Kara’s ideas about love are vastly different. She watched her mother struggle profoundly with her father and many men after him. Kara’s mother made bad choices in lovers, and always seemed to be begging the man she loved to stay and love her back. As her mother aged, and the bitterness from those experiences turned into conversations with Kara, Kara learned to fear love rather than embrace it.
In response to what she saw and was told, Kara built a wall around herself. She admittedly poured her energy into her books, and made up her mind that boys didn’t like her because she was smarter and more driven than them. And for that reason, she didn’t need to acquiesce to their selfish and shallow whims. Besides, her mother taught her that men can’t be trusted, that all men are dogs, and that she’d never meet her goals if she got too attached to one.
Kara’s thinking (through her mother’s negativity) turned into an awkwardness with men that she still struggles with at nearly 40. She now understands the root of her issues with men, but wonders if it’s too late. Her story is more common than I could ever have imagined.
Like Candice, who’s 41 and has also never found love. Candice, another stunning and successful woman, is still, like Kara, trying to figure out the love factor. She realizes that she doesn’t socialize outside of work often, and that not meeting men definitely narrows her chances of finding love with one. She says most of her crushes have been guys she’s worked with, and that since her teenage years, the men she’s been interested in have never been interested in her.

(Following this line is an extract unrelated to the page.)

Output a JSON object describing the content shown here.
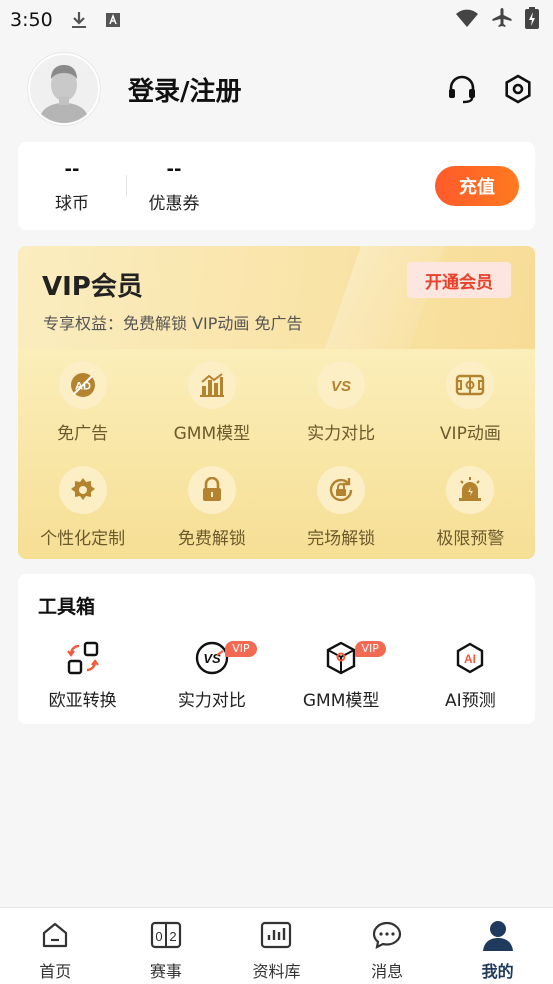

One of her biggest crushes came in her late teens, and she admits that he was extremely mean to her (the way many teenage boys tend to be), which shaped her self-esteem. She’s never been in a long-term relationship. “I think after all these bad or missed experiences, I developed a belief that there is no one out there for me,” she admits. “I also developed an insecurity that I am just not the girl/woman that guys go for.” Candice, too, yearns for the experience of loving and being loved.
What Kara and Candice have in common is, possibly, an inability to be open to receiving love. Both women have been told that they seem intimidating and unapproachable. Both have counted themselves out as being worthy of desire or a love than can build instead of destroy. As with anything in life, we’ll never receive what we don’t feel we deserve or is possible. In everything, especially love, thoughts become things. I’m encouraged that both women are willing to do the work to change their experiences with love. Now comes the work.